Alix found me in the dorm bathroom.

He didn’t just save me. He became my brother .

Since then, I’ve learned to let it out. The pain. The chaos. The guilt.

Not by bottling it—but by bleeding it into the mic.

Every show, every night.

And I know someone out there, some broken soul in the crowd, is healing with me.

That’s why I can’t quit.

It wouldn’t just be my life I’m giving up.

It’d be theirs , too.

I rub a hand over my face, throat raw. The amps cool around us as we pack up in silence.

“Alright,” I finally say. “Let’s run the rest of the set. Bright and early tomorrow.”

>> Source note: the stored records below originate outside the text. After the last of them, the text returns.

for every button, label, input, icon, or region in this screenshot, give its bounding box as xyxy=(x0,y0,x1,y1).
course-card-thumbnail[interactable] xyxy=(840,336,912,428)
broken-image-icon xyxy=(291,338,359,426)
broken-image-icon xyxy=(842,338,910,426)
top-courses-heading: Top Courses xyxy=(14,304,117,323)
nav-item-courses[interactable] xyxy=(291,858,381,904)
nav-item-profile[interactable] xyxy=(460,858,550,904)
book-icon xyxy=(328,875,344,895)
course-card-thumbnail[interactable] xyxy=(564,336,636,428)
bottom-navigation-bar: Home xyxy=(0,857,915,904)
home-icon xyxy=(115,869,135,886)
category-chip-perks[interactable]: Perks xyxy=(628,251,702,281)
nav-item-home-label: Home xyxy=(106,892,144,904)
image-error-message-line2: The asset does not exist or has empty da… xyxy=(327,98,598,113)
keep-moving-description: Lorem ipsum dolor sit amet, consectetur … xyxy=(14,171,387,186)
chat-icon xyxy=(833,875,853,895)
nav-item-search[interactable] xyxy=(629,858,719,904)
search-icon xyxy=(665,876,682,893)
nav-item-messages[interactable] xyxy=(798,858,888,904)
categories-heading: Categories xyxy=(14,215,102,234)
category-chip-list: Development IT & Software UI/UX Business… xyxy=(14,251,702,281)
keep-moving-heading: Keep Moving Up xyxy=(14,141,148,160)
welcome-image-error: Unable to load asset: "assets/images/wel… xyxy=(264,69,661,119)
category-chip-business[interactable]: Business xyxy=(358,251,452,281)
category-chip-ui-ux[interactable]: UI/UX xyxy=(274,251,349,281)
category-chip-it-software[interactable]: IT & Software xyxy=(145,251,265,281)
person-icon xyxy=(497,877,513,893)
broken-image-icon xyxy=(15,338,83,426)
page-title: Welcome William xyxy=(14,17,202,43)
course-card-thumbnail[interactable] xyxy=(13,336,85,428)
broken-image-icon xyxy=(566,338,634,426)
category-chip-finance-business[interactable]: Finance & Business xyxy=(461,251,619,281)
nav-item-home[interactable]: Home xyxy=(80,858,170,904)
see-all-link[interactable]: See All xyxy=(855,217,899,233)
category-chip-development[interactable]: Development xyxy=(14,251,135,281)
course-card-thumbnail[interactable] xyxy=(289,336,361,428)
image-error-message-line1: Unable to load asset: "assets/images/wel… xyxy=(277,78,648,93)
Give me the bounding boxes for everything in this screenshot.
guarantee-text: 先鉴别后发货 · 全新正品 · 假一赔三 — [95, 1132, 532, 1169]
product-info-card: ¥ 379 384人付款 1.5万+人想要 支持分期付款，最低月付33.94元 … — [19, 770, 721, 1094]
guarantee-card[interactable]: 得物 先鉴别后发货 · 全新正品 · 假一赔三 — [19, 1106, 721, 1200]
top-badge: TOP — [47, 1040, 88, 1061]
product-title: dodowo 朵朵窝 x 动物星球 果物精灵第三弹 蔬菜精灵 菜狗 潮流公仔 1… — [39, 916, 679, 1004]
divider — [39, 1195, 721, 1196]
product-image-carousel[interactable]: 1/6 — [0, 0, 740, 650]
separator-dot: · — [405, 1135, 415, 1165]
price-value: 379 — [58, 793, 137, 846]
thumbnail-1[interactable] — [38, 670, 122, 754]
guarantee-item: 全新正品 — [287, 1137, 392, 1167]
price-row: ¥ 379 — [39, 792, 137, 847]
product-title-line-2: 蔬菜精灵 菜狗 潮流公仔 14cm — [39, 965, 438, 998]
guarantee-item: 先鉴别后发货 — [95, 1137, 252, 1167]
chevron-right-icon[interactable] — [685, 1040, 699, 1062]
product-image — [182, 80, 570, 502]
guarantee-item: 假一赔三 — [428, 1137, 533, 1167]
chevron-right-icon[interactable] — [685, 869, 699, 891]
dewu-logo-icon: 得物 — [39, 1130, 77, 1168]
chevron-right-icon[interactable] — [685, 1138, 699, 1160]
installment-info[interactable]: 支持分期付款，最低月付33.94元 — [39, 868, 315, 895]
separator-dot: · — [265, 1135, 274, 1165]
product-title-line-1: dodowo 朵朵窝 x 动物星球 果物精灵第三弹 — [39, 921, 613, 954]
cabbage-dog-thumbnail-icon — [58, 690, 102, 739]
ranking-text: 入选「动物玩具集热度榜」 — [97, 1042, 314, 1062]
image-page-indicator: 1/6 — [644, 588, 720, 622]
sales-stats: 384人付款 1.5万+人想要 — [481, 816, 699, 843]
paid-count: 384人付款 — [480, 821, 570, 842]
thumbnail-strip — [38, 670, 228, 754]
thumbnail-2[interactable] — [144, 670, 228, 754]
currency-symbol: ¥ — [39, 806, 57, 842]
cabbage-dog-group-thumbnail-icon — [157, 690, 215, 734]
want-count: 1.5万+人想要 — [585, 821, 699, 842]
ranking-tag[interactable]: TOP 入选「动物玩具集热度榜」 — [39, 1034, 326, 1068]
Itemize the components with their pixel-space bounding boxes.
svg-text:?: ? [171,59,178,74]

My British accent slips out—stern, sharp. Too much like my father.

I cringe. Bash snorts.

“Sounds golden,” Alix mutters, adjusting the kick pedal.

“Bash kicks off the next one,” I say, voice back in leader mode. “Then Death’s Peace. The Guilty of the Wicked after that.”

We grind through the rest of rehearsal until we’re spent.

One guitar gets sacrificed to the gods of stage rage.

Worth it.

Back in my suite, my muscles scream, but my mind is finally quiet.

I crawl into bed, pull up my audiobook, and let darkness take me.

Holly Black’s The Cruel Prince plays softly in my ears—

—and for the first time in weeks, my demons fall silent.